Thursday, 17 September 2020

Why Goodreads is bad for books

quote [ Alongside the lack of incentive, Critchlow also believes that Goodreads ultimately still serves the purpose most people use it for. “I think a ‘better Goodreads’ is alluring because reading books and sharing books is an incredibly emotional experience,” he says. “But… keeping a list of books you’ve read and want to read is actually served pretty well… Most of the imagined features and social ideas are not actually that useful.” ]

That was too interesting to pass on, sorry for the double post. Many links to follow, especially A Proposal for a Decentralized Goodreads featured many nice thoughts.
[SFW] [SE Book Club] [+1 Interesting]
[by Paracetamol@7:46pmGMT]


bbrack said @ 2:51am GMT on 18th Sep [Score:1 Underrated]
I've yet to find an algorithm for any other medium that suggested something I like from lucky hits or blatantly obvious the next in a series rather than consistently predict things I even find tolerable. I don't it's my weird taste as much as when it's relying on user ratings, how people rate will be wildly inconsistent - ex. I can say my 5 stars are much harder to earn than some of my friends who say I really liked it I'm going straight to that, vs. it having to be a favorite book of the year for them.
Paracetamol said @ 2:16pm GMT on 18th Sep
Same here – also, this rating behaviour differs across media. E.g. rating my music is usually pretty fine grained whereas store ratings receive 5 stars or nothing at all.
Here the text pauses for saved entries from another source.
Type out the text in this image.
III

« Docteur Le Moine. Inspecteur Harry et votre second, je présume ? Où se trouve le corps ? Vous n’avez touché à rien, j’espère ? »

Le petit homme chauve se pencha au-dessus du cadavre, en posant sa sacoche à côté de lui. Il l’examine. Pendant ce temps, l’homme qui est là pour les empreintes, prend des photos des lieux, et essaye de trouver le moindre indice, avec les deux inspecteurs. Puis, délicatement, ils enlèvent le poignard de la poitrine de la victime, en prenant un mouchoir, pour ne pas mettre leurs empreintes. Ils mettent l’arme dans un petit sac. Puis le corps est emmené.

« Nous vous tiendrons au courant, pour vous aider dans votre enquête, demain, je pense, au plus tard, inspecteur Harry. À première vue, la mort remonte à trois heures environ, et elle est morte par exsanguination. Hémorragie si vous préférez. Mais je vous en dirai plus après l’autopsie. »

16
P.S.: Here's some info on's rating system. It's pretty transparent and directly changes suggestions by similar raters.

P.P.S.: Congrats to your first comment.
Naruki said @ 12:06am GMT on 19th Sep
I play some jigsaw puzzle game on Facebook. After each one, they ask for a 1-5 star rating, and I always give 3 stars unless I'm really pissed off, which is rare. 3 because I have no goddamned sense of what to rate a puzzle.
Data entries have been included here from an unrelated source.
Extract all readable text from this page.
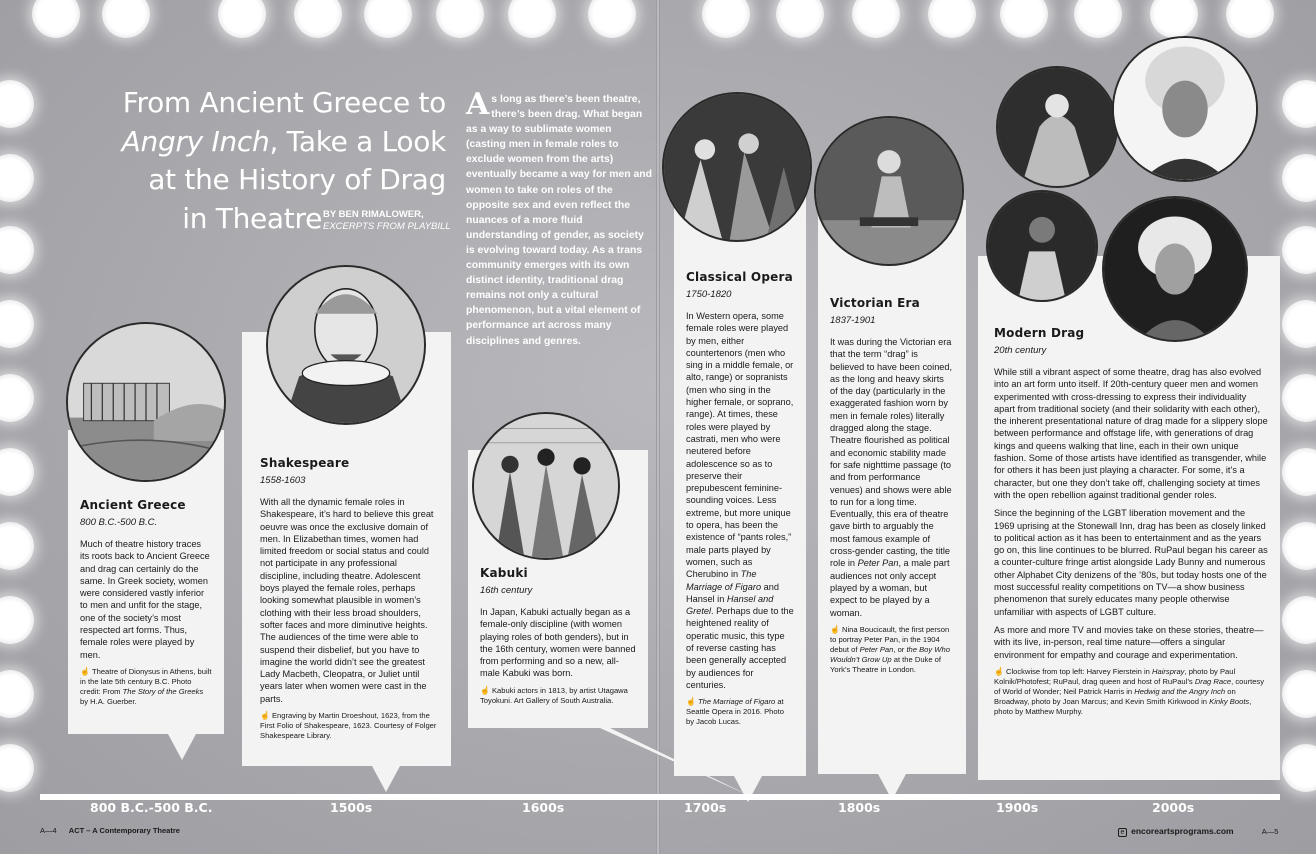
From Ancient Greece to
Angry Inch, Take a Look
at the History of Drag
in Theatre BY BEN RIMALOWER,
EXCERPTS FROM PLAYBILL
As long as there’s been theatre, there’s been drag. What began as a way to sublimate women (casting men in female roles to exclude women from the arts) eventually became a way for men and women to take on roles of the opposite sex and even reflect the nuances of a more fluid understanding of gender, as society is evolving toward today. As a trans community emerges with its own distinct identity, traditional drag remains not only a cultural phenomenon, but a vital element of performance art across many disciplines and genres.
Ancient Greece
800 B.C.-500 B.C.

Much of theatre history traces its roots back to Ancient Greece and drag can certainly do the same. In Greek society, women were considered vastly inferior to men and unfit for the stage, one of the society’s most respected art forms. Thus, female roles were played by men.

☝ Theatre of Dionysus in Athens, built in the late 5th century B.C. Photo credit: From The Story of the Greeks by H.A. Guerber.
Shakespeare
1558-1603

With all the dynamic female roles in Shakespeare, it’s hard to believe this great oeuvre was once the exclusive domain of men. In Elizabethan times, women had limited freedom or social status and could not participate in any professional discipline, including theatre. Adolescent boys played the female roles, perhaps looking somewhat plausible in women’s clothing with their less broad shoulders, softer faces and more diminutive heights. The audiences of the time were able to suspend their disbelief, but you have to imagine the world didn’t see the greatest Lady Macbeth, Cleopatra, or Juliet until years later when women were cast in the parts.

☝ Engraving by Martin Droeshout, 1623, from the First Folio of Shakespeare, 1623. Courtesy of Folger Shakespeare Library.
Kabuki
16th century

In Japan, Kabuki actually began as a female-only discipline (with women playing roles of both genders), but in the 16th century, women were banned from performing and so a new, all-male Kabuki was born.

☝ Kabuki actors in 1813, by artist Utagawa Toyokuni. Art Gallery of South Australia.
Classical Opera
1750-1820

In Western opera, some female roles were played by men, either countertenors (men who sing in a middle female, or alto, range) or sopranists (men who sing in the higher female, or soprano, range). At times, these roles were played by castrati, men who were neutered before adolescence so as to preserve their prepubescent feminine-sounding voices. Less extreme, but more unique to opera, has been the existence of “pants roles,” male parts played by women, such as Cherubino in The Marriage of Figaro and Hansel in Hansel and Gretel. Perhaps due to the heightened reality of operatic music, this type of reverse casting has been generally accepted by audiences for centuries.

☝ The Marriage of Figaro at Seattle Opera in 2016. Photo by Jacob Lucas.
Victorian Era
1837-1901

It was during the Victorian era that the term “drag” is believed to have been coined, as the long and heavy skirts of the day (particularly in the exaggerated fashion worn by men in female roles) literally dragged along the stage. Theatre flourished as political and economic stability made for safe nighttime passage (to and from performance venues) and shows were able to run for a long time. Eventually, this era of theatre gave birth to arguably the most famous example of cross-gender casting, the title role in Peter Pan, a male part audiences not only accept played by a woman, but expect to be played by a woman.

☝ Nina Boucicault, the first person to portray Peter Pan, in the 1904 debut of Peter Pan, or the Boy Who Wouldn’t Grow Up at the Duke of York’s Theatre in London.
Modern Drag
20th century

While still a vibrant aspect of some theatre, drag has also evolved into an art form unto itself. If 20th-century queer men and women experimented with cross-dressing to express their individuality apart from traditional society (and their solidarity with each other), the inherent presentational nature of drag made for a slippery slope between performance and offstage life, with generations of drag kings and queens walking that line, each in their own unique fashion. Some of those artists have identified as transgender, while for others it has been just playing a character. For some, it’s a character, but one they don’t take off, challenging society at times with the open rebellion against traditional gender roles.

Since the beginning of the LGBT liberation movement and the 1969 uprising at the Stonewall Inn, drag has been as closely linked to political action as it has been to entertainment and as the years go on, this line continues to be blurred. RuPaul began his career as a counter-culture fringe artist alongside Lady Bunny and numerous other Alphabet City denizens of the ’80s, but today hosts one of the most successful reality competitions on TV—a show business phenomenon that surely educates many people otherwise unfamiliar with aspects of LGBT culture.

As more and more TV and movies take on these stories, theatre—with its live, in-person, real time nature—offers a singular environment for empathy and courage and experimentation.

☝ Clockwise from top left: Harvey Fierstein in Hairspray, photo by Paul Kolnik/Photofest; RuPaul, drag queen and host of RuPaul’s Drag Race, courtesy of World of Wonder; Neil Patrick Harris in Hedwig and the Angry Inch on Broadway, photo by Joan Marcus; and Kevin Smith Kirkwood in Kinky Boots, photo by Matthew Murphy.
800 B.C.-500 B.C.	1500s	1600s	1700s	1800s	1900s	2000s
A—4 ACT – A Contemporary Theatre	e encoreartsprograms.com	A—5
Pretty sure I'm not all that regulated when judging other things, too.
cb361 said @ 9:58am GMT on 18th Sep [Score:1 Insightful]
Another of the problems with building an alternative for a dominant but poor-value website/company is that if you start getting traction, the dominant company will buy you out or change their product so as to suffocate yours.

If StoryGraph starts making serious gains, Amazon will probably buy them out. Which is fine for the founders, but doesn't solve the problem for the general public.

It wasn't supposed to be this way. So many of the promises of the Internet have come false.
Paracetamol said @ 2:18pm GMT on 18th Sep
There’s No Money in Internet Culture

the truth is that running a platform for culture creation is, increasingly, a charity operation undertaken by larger companies. Servers are expensive, and advertisers would rather just throw money at Facebook than take a chance on your weird, problematic network. Generating and incubating internet culture has little market value in and of itself.

stacyswirl said @ 4:24am GMT on 18th Sep
I use Goodreads to help keep me on track reading comics I'm planning on binding, and so I have a record of what I've read and a general sense of how I liked it. It's very satisfying to see a visual list of what I've read over the course of a year, and "gamifying" my reading (via a yearly reading tally/goal) has helped inspire me to read more. That's everything I use it for, and it's extremely helpful for those things. I sometimes get notified that someone else has liked my reviews of something, which baffles me occasionally, because they're very much written to just remind myself of how I felt about a book, usually with very little detail.